I foresee bleak times ahead. Imagine how other schools will use this against us. “The shit school,” they'll call us. “Fine, try it there if you like,” they'll tell potential customers, “I've heard it's good, if you don't mind paddling in other people's faeces.”

I'm sure there was something about this in Revelations. Doubtless Nostradamus predicted it, if we look carefully enough.

Thursday, 6 November 2008

GREAT TEFL WASTERS I HAVE KNOWN

According to behindthename.com, the Welsh name Idris means "ardent lord", and nothing could be more appropriate. Though I never met him personally on his trail-blazing summer passage through sunny Bournemouth, his all-to-brief career left its mark on many, including rope marks in many cases.

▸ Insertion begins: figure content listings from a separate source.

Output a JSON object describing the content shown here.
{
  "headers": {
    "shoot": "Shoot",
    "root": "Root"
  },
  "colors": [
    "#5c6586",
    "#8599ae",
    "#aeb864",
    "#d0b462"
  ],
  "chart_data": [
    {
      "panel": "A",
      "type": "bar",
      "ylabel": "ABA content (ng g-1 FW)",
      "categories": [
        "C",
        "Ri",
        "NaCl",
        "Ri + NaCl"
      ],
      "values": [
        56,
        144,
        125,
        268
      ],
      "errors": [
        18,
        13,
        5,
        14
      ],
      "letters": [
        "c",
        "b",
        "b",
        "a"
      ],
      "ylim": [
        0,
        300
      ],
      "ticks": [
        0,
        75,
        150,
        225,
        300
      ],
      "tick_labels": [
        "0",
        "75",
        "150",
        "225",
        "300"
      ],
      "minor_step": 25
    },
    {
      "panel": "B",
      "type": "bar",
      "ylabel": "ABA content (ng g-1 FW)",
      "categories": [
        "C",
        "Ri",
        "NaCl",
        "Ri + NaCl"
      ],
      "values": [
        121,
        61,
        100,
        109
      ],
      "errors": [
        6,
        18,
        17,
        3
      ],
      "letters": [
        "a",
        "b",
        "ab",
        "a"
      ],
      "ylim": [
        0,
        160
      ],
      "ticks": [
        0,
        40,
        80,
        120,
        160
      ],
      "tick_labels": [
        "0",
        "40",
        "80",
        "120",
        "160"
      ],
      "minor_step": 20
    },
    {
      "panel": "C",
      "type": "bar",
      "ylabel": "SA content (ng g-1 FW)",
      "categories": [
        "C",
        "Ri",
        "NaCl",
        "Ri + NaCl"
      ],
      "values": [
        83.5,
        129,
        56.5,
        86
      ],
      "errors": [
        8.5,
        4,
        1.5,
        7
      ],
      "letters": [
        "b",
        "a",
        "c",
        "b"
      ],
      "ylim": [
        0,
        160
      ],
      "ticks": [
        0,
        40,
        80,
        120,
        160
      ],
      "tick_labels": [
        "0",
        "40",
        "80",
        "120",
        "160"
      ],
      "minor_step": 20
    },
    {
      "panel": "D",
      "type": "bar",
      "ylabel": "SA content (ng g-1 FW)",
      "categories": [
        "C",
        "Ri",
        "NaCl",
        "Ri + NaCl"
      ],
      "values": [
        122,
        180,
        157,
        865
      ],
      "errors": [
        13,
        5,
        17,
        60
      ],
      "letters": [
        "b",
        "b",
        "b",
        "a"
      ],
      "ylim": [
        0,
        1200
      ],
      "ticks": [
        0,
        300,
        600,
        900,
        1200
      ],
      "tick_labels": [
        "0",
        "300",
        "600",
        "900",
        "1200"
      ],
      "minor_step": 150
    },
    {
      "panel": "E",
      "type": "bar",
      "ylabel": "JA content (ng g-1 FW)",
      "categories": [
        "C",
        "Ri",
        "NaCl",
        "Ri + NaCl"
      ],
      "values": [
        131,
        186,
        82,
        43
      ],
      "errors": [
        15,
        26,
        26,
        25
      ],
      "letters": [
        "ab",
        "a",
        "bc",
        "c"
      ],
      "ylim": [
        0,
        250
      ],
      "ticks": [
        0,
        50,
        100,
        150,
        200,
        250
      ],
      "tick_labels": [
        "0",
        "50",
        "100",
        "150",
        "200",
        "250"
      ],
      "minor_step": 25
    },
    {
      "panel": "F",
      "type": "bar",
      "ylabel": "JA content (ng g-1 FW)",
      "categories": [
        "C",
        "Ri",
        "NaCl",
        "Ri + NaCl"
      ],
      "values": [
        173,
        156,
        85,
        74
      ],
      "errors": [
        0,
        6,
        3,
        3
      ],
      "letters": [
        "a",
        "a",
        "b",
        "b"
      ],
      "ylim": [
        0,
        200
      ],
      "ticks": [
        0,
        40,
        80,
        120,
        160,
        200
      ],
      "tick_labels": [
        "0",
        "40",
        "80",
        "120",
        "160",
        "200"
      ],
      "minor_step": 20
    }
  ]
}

The Ardent Lord's speciality was putting Scandinavian teenagers to the sword, "with ropes and everything", as he used to slobber on the many mornings after. Always displaying an unpredictable fashion sense, Idris was evenually fired for turning up to a Business English class with a group of inevitably disapproving German executives in full Arsenal kit.

We can only assume that the school owner was a Tottenham Hotspur supporter.